十二
「ありがとうございました」
バスの運転手に頭を下げながらバスを下りる。これまでもそうであったが、紙銭――死者のために作られた紙製の金――しか所持していなかった蓮珠の分も払うことになった火生が後から下りてきた。
「以外と小さく見えるのう」
東寺――公称としての名は教王護国寺――南大門前まで来た時、火生が呟いた。
「五重塔は微妙な位置にあるからなあ」
国宝である五重塔は拝観受付と瓢箪池を越えたところにある。そのため、南大門からは近いので、その姿を少しだけ見ることができる。
「それにしても、風流のないところだのう」
蓮珠はその言葉に本当にな、と深く頷いた。東寺の前には国道一号線が通っており、その向かい側にはパチンコ屋があり、雰囲気を壊してしまっているのだ。
「人間は忘れる生き物だからな」
もう古き良き物など、どうでもいいのかもしれない。ただそこにあるだけだとしか思っている若者は想像よりも数倍は多くいるだろう。
「わびしいものだの」
「ああ」
二人は複雑な思いを胸に固まらせたまま東寺の隣を歩いた。
「のう、お主は―」
口を開いた火生の胸を蓮珠が突き、倒す。何をするのだと怒鳴りかける火生に、
「当たっていたみたいだ。きたぞ!」
と蓮珠が声を張り上げる。
「何だと!」
火生の一歩前に進み出る。体を撫でるような高い笑い笛の音が辺りに浮く。何故か、周りに誰もいない。場所が異質なものとなってしまっているのだ。
「頼む。あいつを救ってやりたいから、手伝ってくれ」
辺りに目を配りながらも斜め左後ろにいる火生に声をかける。
「この場に来て分かった。……四神の結界がなくなったから入ってこられたんじゃない!」
風流がない、と火生が評したこの場。昔を忘れ、勝手をふるまい、こちらの声を聞く事すらできなくなった人が好きにしてしまった場。

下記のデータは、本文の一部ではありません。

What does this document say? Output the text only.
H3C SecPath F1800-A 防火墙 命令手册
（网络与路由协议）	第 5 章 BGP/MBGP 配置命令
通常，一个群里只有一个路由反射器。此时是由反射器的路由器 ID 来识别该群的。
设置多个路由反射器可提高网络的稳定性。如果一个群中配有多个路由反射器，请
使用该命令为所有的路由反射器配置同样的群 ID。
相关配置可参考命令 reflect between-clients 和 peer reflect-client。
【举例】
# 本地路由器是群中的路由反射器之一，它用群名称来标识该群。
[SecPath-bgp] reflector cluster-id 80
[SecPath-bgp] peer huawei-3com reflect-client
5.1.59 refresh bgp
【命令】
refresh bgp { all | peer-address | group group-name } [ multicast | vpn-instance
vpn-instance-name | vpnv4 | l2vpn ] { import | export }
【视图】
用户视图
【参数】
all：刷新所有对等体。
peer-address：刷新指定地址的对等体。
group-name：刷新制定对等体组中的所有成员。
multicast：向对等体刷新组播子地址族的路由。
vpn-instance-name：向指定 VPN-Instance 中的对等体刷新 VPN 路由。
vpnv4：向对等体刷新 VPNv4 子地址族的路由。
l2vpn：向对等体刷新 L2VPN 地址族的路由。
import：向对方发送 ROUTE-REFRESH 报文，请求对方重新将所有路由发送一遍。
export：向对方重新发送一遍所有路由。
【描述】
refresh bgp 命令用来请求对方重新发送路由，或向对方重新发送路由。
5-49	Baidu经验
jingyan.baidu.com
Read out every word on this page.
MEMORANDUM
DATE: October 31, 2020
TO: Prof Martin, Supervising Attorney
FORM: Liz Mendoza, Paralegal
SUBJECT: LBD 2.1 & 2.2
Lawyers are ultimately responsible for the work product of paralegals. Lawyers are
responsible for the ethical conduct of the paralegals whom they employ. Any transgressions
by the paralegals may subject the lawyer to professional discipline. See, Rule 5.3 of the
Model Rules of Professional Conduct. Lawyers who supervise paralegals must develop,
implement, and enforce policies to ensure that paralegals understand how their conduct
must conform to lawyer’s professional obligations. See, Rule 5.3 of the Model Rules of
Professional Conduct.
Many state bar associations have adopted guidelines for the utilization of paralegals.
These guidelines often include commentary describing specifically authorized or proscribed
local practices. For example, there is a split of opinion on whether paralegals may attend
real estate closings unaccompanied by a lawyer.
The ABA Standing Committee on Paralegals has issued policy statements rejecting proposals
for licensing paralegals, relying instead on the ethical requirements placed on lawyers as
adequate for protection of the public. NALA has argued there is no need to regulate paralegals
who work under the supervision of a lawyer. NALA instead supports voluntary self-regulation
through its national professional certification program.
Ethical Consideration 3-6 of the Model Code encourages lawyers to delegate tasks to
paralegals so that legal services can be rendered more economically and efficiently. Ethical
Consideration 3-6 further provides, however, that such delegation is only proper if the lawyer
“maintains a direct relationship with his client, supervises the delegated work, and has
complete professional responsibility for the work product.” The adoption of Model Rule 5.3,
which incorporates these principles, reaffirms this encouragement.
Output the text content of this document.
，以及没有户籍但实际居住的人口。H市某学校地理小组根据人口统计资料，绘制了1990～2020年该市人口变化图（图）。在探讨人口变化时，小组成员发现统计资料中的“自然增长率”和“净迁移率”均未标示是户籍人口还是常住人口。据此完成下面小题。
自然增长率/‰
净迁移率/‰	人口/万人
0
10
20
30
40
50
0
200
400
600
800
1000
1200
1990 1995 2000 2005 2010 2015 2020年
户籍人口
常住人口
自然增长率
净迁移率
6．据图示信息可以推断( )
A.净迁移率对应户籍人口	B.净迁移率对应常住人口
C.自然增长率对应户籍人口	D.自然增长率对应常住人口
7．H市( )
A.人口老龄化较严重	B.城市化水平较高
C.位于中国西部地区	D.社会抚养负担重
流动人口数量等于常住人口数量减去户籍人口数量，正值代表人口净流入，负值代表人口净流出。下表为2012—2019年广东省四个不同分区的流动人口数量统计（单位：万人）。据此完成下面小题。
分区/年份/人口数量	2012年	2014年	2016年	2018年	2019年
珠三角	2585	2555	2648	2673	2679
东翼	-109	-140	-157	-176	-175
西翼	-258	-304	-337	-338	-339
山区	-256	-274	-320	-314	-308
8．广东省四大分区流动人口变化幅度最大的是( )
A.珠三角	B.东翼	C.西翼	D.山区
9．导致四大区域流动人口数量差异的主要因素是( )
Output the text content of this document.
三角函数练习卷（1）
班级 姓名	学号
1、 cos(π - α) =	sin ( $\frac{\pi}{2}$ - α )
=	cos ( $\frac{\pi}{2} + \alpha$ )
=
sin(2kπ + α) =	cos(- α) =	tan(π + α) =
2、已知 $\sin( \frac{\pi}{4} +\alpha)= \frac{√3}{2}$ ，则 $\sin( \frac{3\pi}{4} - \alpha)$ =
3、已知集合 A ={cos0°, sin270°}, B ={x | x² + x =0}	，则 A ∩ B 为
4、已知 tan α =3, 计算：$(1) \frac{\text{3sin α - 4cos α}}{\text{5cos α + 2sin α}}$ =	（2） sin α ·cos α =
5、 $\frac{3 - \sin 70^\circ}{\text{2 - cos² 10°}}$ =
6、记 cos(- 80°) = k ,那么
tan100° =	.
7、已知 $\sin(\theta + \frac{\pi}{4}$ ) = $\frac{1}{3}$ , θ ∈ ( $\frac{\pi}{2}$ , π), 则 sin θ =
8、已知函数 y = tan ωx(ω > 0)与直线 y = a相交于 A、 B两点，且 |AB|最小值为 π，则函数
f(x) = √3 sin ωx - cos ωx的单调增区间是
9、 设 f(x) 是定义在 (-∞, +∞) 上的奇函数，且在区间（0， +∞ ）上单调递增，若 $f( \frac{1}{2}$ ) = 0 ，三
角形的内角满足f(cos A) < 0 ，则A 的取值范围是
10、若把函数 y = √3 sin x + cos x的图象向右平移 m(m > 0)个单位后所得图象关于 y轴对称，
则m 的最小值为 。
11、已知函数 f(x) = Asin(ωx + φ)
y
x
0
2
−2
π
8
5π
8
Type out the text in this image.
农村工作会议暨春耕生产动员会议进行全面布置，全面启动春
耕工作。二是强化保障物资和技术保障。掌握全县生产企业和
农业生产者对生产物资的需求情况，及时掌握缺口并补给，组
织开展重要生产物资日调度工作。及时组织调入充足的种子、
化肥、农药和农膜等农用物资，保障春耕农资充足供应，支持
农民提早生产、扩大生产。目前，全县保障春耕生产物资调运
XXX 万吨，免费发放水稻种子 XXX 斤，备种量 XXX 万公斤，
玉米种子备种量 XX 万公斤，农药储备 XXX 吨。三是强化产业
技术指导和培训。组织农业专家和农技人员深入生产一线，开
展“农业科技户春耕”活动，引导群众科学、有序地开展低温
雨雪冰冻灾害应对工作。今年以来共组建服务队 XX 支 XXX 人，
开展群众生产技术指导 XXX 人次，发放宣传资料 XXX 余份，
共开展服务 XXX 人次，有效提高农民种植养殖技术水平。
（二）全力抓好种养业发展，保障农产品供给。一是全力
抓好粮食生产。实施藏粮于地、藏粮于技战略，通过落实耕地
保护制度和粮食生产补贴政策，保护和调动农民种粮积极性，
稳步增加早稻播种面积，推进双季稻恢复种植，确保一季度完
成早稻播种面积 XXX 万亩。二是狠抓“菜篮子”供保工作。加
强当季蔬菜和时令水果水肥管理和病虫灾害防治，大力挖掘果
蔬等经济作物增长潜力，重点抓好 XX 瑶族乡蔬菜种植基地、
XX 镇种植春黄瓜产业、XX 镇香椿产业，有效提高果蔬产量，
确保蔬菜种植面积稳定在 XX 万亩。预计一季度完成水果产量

「中から汚れてしまったら、結界なんてあってもなくても同じじゃないか!」
日を反射させ温度を高くさせ、雨は染み込ませないコンクリートの地面、切り殺された山、腹に重石を入れられた海。全てが壊されて涙を流している。他でもない、人間というもののために。
「ならば、此度のことは……」
「鬼が自分で復活したんじゃなく、起こされてしまったんだろうな」
蓮珠が答えた後、二人とも黙り込むが、どちらからともなく頷いた。
「我、悪を滅す。ゆえに我あり! 蓮珠、それでも我は滅すぞ」
「滅すなんて暴力的すぎないか? 火生」
くすりと笑い、また悲しげに頭をうなだれる。
「それでも護らずにはいられない。放ってしまえばいいのに、できない。変な奴だ、俺も」
「それがお主の宿命というやつであろう。生きとし生けるものの全ては憎めぬものよ」
「ああ、そうだな!」
頷いた後、後ろに手をやり、錫杖を具現させた。
「そんなわけだから、悪いけど出てきてくれないか?」
柔らかく微笑んで言うと、また細い笛の音が聞こえる。